Гера понимала, что нужно реагировать на происходящее: кинуться к Вадику на грудь, рыдать, а лучше биться в истерике. Но она не двинулась с места.
Фонтан по-отечески обнял ее и вежливо пропустил вперед.
– Видишь, что эта тварь сделала с сыном?
– Вижу, – она словно остолбенела.
Вадика было по-человечески жалко: глаза, нос и рот утонули в синюшном отеке, руки покоились в гипсе на надежном каркасе. Правая нога устойчиво застыла в воздухе, придерживаемая тонким тросом с противовесом. Напрасно она вспоминала, когда успела так его отходить.
– Знаешь, что я сделаю с той тварью? – шепнул ей на ухо Фонтан.
– Н-нет…
– Сдеру с него кожу и буду отрезать по кусочку мясо… и тут же при нем зажаривать. Чтобы он видел все, тварь, чтобы он все видел! – Фонтан сжал кулак, демонстрируя, что ни одна особь не избежит правосудия. А под конец подытожил: – Значит так, соска, если это ты его… хм… я тебя из-под земли достану.
Гера быстро выскользнула из-под пристального взгляда Фонтана; больше незачем здесь находиться. Ей вообще ни к чему было являться в больницу, только осложнила свое положение.
Возле выхода из больничного корпуса кто-то схватил ее за руку.
– Стой. Нужно поговорить.
Это был первый лемург, которого она видела не в зеркале. Красивые вытянутые глаза, будто специально подведенные карандашом. Приятная, подобная леопарду физиономия. Блестящая шерстка. Она с первого взгляда влюбилась в него.
– Прости, что тебя напугал. И тогда, возле аптеки.
– Я приняла вас за…
– Сумасшедшего? Понимаю. Ты же видишь меня, как лемурга?
– Вы очень… – она покраснела.
– Давай «на ты», хорошо?
Переходить «на ты» с человеком, в которого внезапно влюбилась, все равно что сблизиться с ним. За последствия она бы не поручилась.
– Как мне тебя называть?
– Никита.
– Гера.
Мы пожали друг другу мохнатые лапы и рассмеялись.
– Вдвоем как-то радостнее быть лемургами, не находишь?
Нечего и возражать. Он действительно милый: инопланетный странник в кошачьем обличье, нежное божество, которому хочется поклоняться.

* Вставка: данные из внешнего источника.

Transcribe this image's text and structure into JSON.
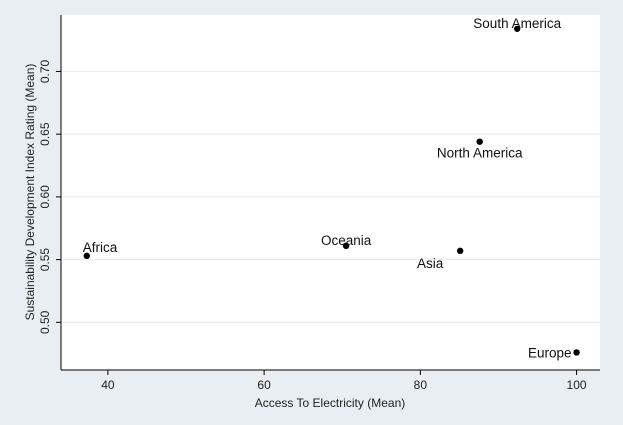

Никита пригласил ее в ресторан Останкинской телебашни, чтобы показать Москву лемургов. Оказалось, что лемурги не только иначе друг друга видят, они, как сложно выразился Никита, «…способны по-новому впитать реальность, открывая невидимые грани Вселенной». Он не стал уточнять, как выглядят эти «грани» с его точки зрения, предоставив Гере право самой сделать выводы, ведь что может быть лучше свежего взгляда на вещи.
Она зажмурилась.
– Тебя ожидает сюрприз, – предупредил он, – не подсматривай.
Кончиками пальцев она чувствовала дрожание его теплой ладони. От него исходил мощный поток импульсов ожидания, или ей это только казалось?
Гера знала, что впереди панорамное стекло, а за ним – головокружительный городской пейзаж. Она даже представила, как он может отсюда выглядеть: крыши домов, улицы, поток транспорта – автомобили, фургоны, грузовики, спешащие из одной точки пространства в другую. Похожий пейзаж открывался с колеса обозрения «Москва-850», только там не было так высоко.
– Можешь смотреть.
Сперва она не увидела тех самых «граней», о которых Никита говорил с восторженностью, несвойственной зашоренному горожанину. Детали терялись в дымке автомобильного смога. И все-таки взгляд вскоре настроился на восприятие другой реальности; из хитросплетения улиц сложилось, как складывается в калейдоскопе, нечто нездешнее и для Москвы нехарактерное.
Когда-то, в пору раннего детства, мама подарила Гере переводные картинки – незатейливые рисунки, нанесенные на специальную бумагу. Картинку нужно было подержать в воде, а потом осторожно приложить к обложке тетради и аккуратно сместить верхний слой, и тогда изображение проступало. Картинка переводилась в тетрадку, книжку или в альбом. Гера помнила этот детский восторг, когда в альбоме появлялись переводные цветы или красочные птицы-колибри.
Сейчас она переживала ощущение заново – ситуация повторялась. Только вместо тетрадных переводных картинок перед глазами проявились длинные прямые туннели, словно поверх Москвы – ее зданий, переулков, проездов – кто-то нанес искусственное изображение. Взял и умелой рукой прочертил едва заметные трассы.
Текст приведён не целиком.